Monday, May 26, 2014

How to Tell if Your Teenager is Lying

Many teenagers become accomplished liars. They learn the art of deception early on, and parents are often the targets of their lies. Teenagers can be so convincing when telling a lie that even professionals cannot always discern the truth. This can be difficult and frustrating for parents, especially parents of difficult teens.

Luckily, there are teens who have not perfected this art. They give away their lies with subtle clues that you can pick up on if you’re observant. A teenager who is lying might speak rapidly and avoid eye contact. They may pretend disinterest as they address the subject, but belie this by paying unnatural attention to your responses. Many young teenagers will become nervous and even flush. Occasionally they will become so nervous they may actually cry to get you to believe them. Studies show that someone who is lying glances down and to the left as they try to create a story.

On the other hand, a teenager who is being truthful will often look you straight in the eye and will not be nervous or defensive. They will be relaxed and open, willing to answer questions, and not having to stop for long to come up with a convincing lie.
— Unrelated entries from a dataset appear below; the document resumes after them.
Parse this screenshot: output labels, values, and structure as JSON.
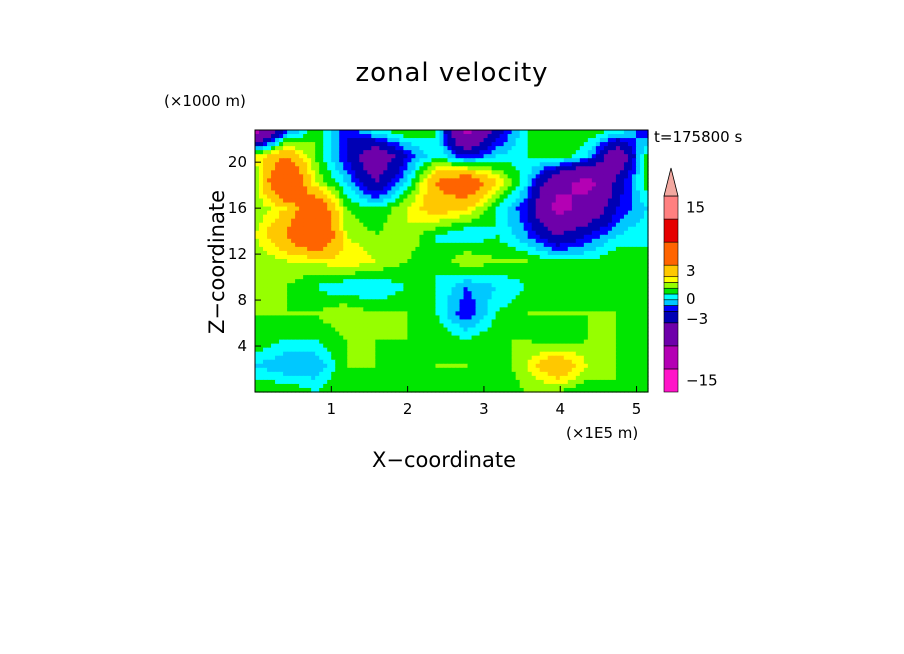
{
  "chart_data": {
    "type": "heatmap",
    "title": "zonal velocity",
    "xlabel": "X−coordinate",
    "ylabel": "Z−coordinate",
    "x_unit": "(×1E5 m)",
    "y_unit": "(×1000 m)",
    "time_label": "t=175800 s",
    "xlim": [
      0,
      5.15
    ],
    "ylim": [
      0,
      22.8
    ],
    "x_ticks": [
      1,
      2,
      3,
      4,
      5
    ],
    "y_ticks": [
      4,
      8,
      12,
      16,
      20
    ],
    "colorbar": {
      "tick_labels": [
        {
          "value": 15,
          "label": "15"
        },
        {
          "value": 3,
          "label": "3"
        },
        {
          "value": 0,
          "label": "0"
        },
        {
          "value": -3,
          "label": "−3"
        },
        {
          "value": -15,
          "label": "−15"
        }
      ],
      "levels": [
        -20,
        -15,
        -10,
        -5,
        -3,
        -2,
        -1,
        0,
        1,
        2,
        3,
        5,
        10,
        15,
        20
      ],
      "colors": [
        "#ff14c8",
        "#b400b4",
        "#6e00aa",
        "#0000b4",
        "#0000ff",
        "#00c8ff",
        "#00ffff",
        "#00e600",
        "#96ff00",
        "#ffff00",
        "#ffc800",
        "#ff6400",
        "#e60000",
        "#ff8080",
        "#ffb4b4"
      ],
      "extend_max_color": "#f2a8a0"
    },
    "field": {
      "rows": 11,
      "cols": 14,
      "row_order": "top_to_bottom",
      "values": [
        [
          -12,
          -3,
          1,
          -3,
          0,
          1,
          0,
          -12,
          -4,
          0,
          1,
          1,
          0,
          -3
        ],
        [
          2,
          5,
          1,
          -3,
          -8,
          -3,
          0,
          -3,
          -1,
          0,
          1,
          -1,
          -8,
          1
        ],
        [
          1,
          10,
          2,
          -1,
          -5,
          -1,
          5,
          8,
          3,
          -1,
          -8,
          -12,
          -4,
          1
        ],
        [
          1,
          3,
          8,
          1,
          0,
          2,
          4,
          3,
          0,
          -3,
          -12,
          -8,
          -3,
          -1
        ],
        [
          2,
          5,
          10,
          2,
          1,
          2,
          0,
          -1,
          0,
          -2,
          -5,
          -3,
          -1,
          0
        ],
        [
          1,
          2,
          2,
          3,
          2,
          1,
          0,
          2,
          1,
          1,
          0,
          0,
          1,
          0
        ],
        [
          1,
          1,
          0,
          -1,
          -1,
          0,
          0,
          -2,
          -1,
          0,
          0,
          1,
          0,
          0
        ],
        [
          1,
          1,
          1,
          2,
          1,
          1,
          0,
          -3,
          0,
          1,
          1,
          1,
          1,
          0
        ],
        [
          1,
          0,
          0,
          1,
          1,
          1,
          1,
          0,
          1,
          1,
          0,
          1,
          1,
          0
        ],
        [
          -1,
          -2,
          -2,
          1,
          1,
          0,
          1,
          1,
          0,
          2,
          5,
          2,
          1,
          0
        ],
        [
          1,
          1,
          0,
          1,
          0,
          1,
          0,
          1,
          0,
          1,
          1,
          0,
          1,
          0
        ]
      ]
    },
    "grid": false
  }
}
Glancing up and to the right may also be a sign of the truth.

Lying is a matter of course for many teens. They are trying to keep the peace by not revealing something that might cause conflict. As a parent, it is your responsibility to ensure your teenagers understand that lying is not a viable means of staying out of trouble. You’ll have to impose consequences, consequences that make it know that they have violated your trust and have to earn in back.

Teenagers usually have their reasons for lying. They’re trying to stay out of trouble. They’re protecting a friend. They just want you off their back. Teach your children that lying is unacceptable in any form and is disrespectful both of you and your rules.

If you’ve been close to your child through the years, you’ll probably be able to spot a lie. You’ll know their facial expressions and body language well enough that you’ll know something isn’t right. If you suspect a lie from a teenager who has a history of lying, you may have to call them on it. However, a child who has always been known as truthful and honest should be given the benefit of the doubt. To jump to conclusions could permanently damage your relationship with your child.